Мэтт это понимал, но, оказавшись куда более сентиментальным, чем он сам думал, он знал, что проблемы стоят того.
Но посоветоваться, всё же, было надо. Мэтт поговорил с матерью, и она одобрила его решение, не желая слышать о проблемах, так что пришлось делиться своими планами и с Экси. Он позвонил по пути домой и спросил, можно ли заехать на чай.
Сев за стол на кухне сестры, Мэтт сразу перешёл к делу, не откладывая в долгий ящик.

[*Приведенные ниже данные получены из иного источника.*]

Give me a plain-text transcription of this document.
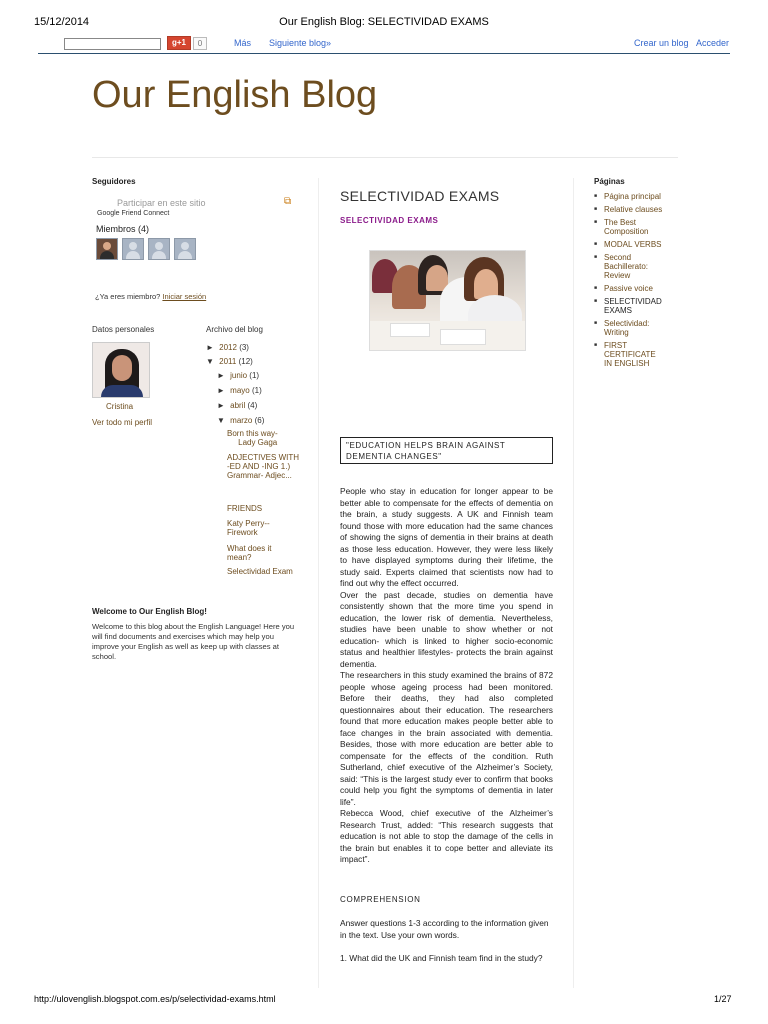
15/12/2014	Our English Blog: SELECTIVIDAD EXAMS
g+1	0	Más Siguiente blog»	Crear un blog Acceder
Our English Blog
Seguidores
Participar en este sitio	⧉
Google Friend Connect
Miembros (4)
¿Ya eres miembro? Iniciar sesión
Datos personales
Cristina
Ver todo mi perfil
Archivo del blog
► 2012 (3)
▼ 2011 (12)
► junio (1)
► mayo (1)
► abril (4)
▼ marzo (6)
Born this way-     Lady Gaga
ADJECTIVES WITH -ED AND -ING 1.) Grammar- Adjec...
FRIENDS
Katy Perry-- Firework
What does it mean?
Selectividad Exam
Welcome to Our English Blog!
Welcome to this blog about the English Language! Here you will find documents and exercises which may help you improve your English as well as keep up with classes at school.
SELECTIVIDAD EXAMS
SELECTIVIDAD EXAMS
"EDUCATION HELPS BRAIN AGAINST DEMENTIA CHANGES"

People who stay in education for longer appear to be better able to compensate for the effects of dementia on the brain, a study suggests. A UK and Finnish team found those with more education had the same chances of showing the signs of dementia in their brains at death as those less education. However, they were less likely to have displayed symptoms during their lifetime, the study said. Experts claimed that scientists now had to find out why the effect occurred.

Over the past decade, studies on dementia have consistently shown that the more time you spend in education, the lower risk of dementia. Nevertheless, studies have been unable to show whether or not education- which is linked to higher socio-economic status and healthier lifestyles- protects the brain against dementia.

The researchers in this study examined the brains of 872 people whose ageing process had been monitored. Before their deaths, they had also completed questionnaires about their education. The researchers found that more education makes people better able to face changes in the brain associated with dementia. Besides, those with more education are better able to compensate for the effects of the condition. Ruth Sutherland, chief executive of the Alzheimer’s Society, said: “This is the largest study ever to confirm that books could help you fight the symptoms of dementia in later life”.

Rebecca Wood, chief executive of the Alzheimer’s Research Trust, added: “This research suggests that education is not able to stop the damage of the cells in the brain but enables it to cope better and alleviate its impact”.

COMPREHENSION
Answer questions 1-3 according to the information given in the text. Use your own words.
1. What did the UK and Finnish team find in the study?
Páginas
■ Página principal
■ Relative clauses
■ The Best Composition
■ MODAL VERBS
■ Second Bachillerato: Review
■ Passive voice
■ SELECTIVIDAD EXAMS
■ Selectividad: Writing
■ FIRST CERTIFICATE IN ENGLISH
http://ulovenglish.blogspot.com.es/p/selectividad-exams.html	1/27
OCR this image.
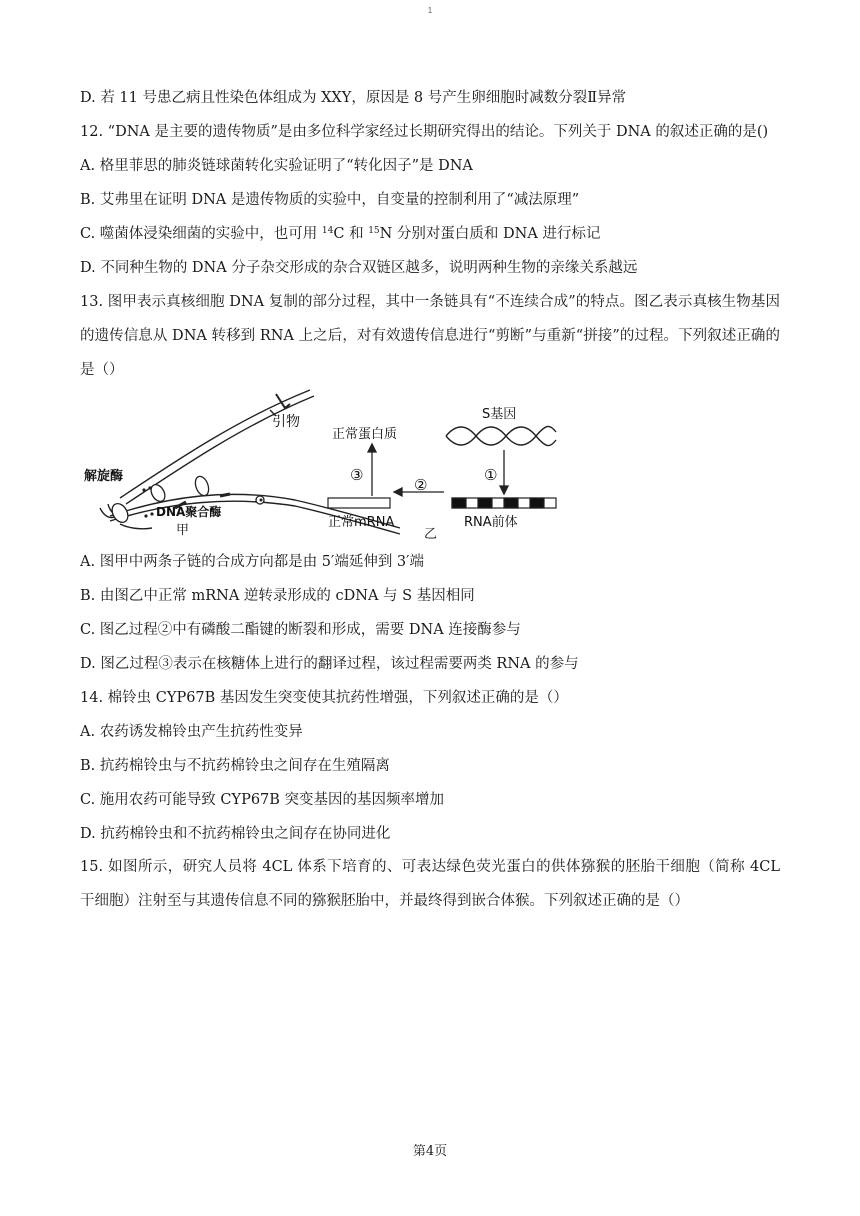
1
D. 若 11 号患乙病且性染色体组成为 XXY，原因是 8 号产生卵细胞时减数分裂Ⅱ异常
12. “DNA 是主要的遗传物质”是由多位科学家经过长期研究得出的结论。下列关于 DNA 的叙述正确的是()
A. 格里菲思的肺炎链球菌转化实验证明了“转化因子”是 DNA
B. 艾弗里在证明 DNA 是遗传物质的实验中，自变量的控制利用了“减法原理”
C. 噬菌体浸染细菌的实验中，也可用 $^{14}$C 和 $^{15}$N 分别对蛋白质和 DNA 进行标记
D. 不同种生物的 DNA 分子杂交形成的杂合双链区越多，说明两种生物的亲缘关系越远
13. 图甲表示真核细胞 DNA 复制的部分过程，其中一条链具有“不连续合成”的特点。图乙表示真核生物基因的遗传信息从 DNA 转移到 RNA 上之后，对有效遗传信息进行“剪断”与重新“拼接”的过程。下列叙述正确的是（）
引物
解旋酶
DNA聚合酶
甲
正常蛋白质
S基因
①
RNA前体
②
正常mRNA
乙
③
A. 图甲中两条子链的合成方向都是由 5′端延伸到 3′端
B. 由图乙中正常 mRNA 逆转录形成的 cDNA 与 S 基因相同
C. 图乙过程②中有磷酸二酯键的断裂和形成，需要 DNA 连接酶参与
D. 图乙过程③表示在核糖体上进行的翻译过程，该过程需要两类 RNA 的参与
14. 棉铃虫 CYP67B 基因发生突变使其抗药性增强，下列叙述正确的是（）
A. 农药诱发棉铃虫产生抗药性变异
B. 抗药棉铃虫与不抗药棉铃虫之间存在生殖隔离
C. 施用农药可能导致 CYP67B 突变基因的基因频率增加
D. 抗药棉铃虫和不抗药棉铃虫之间存在协同进化
15. 如图所示，研究人员将 4CL 体系下培育的、可表达绿色荧光蛋白的供体猕猴的胚胎干细胞（简称 4CL 干细胞）注射至与其遗传信息不同的猕猴胚胎中，并最终得到嵌合体猴。下列叙述正确的是（）
第4页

— Экс, я хочу забрать его из приюта, — она только удивлённо приподняла брови, но не перебила. — Во-первых, ему там плохо, а во-вторых, я сам к нему привязался. Но самое главное — в-третьих: он сам, не признаваясь в этом даже самому себе, верит в это с тех самых пор, когда я первый раз пришёл к нему. Не оправдать его ожиданий — пожалуй, самое мерзкое, что я могу сделать в своей жизни. Он надеется и ждёт, пусть и подспудно. Наверняка уверяет себя в том, что это глупости, в том, что я не заберу его, но верит.
— Тебе стало лучше, когда ты стал навещать его?
— Намного.
— Ну, так какие могут быть вопросы?
— Да их-то, как раз, много, Экси. Вот ты представляешь меня отцом подростка, а? Я что-то не очень.
— Ты привыкнешь. Тебе как раз с подростком будет проще.
— Допустим, но я… ты же знаешь, какое я эгоистичное дерьмо. Не будет ли ему со мной хуже, чем в приюте?
— Конечно, не будет, — она стукнула кружкой об стол. — Сам подумай! Ты, конечно, иногда ведёшь себя как говнюк, но ты можешь дать ему всё, чего он хочет и чего заслуживает. У тебя в руках его судьба, и ты сам её взял, так что не отнекивайся теперь.
— Вообще, это была твоя идея, — заметил Мэтт, искоса глядя на сестру.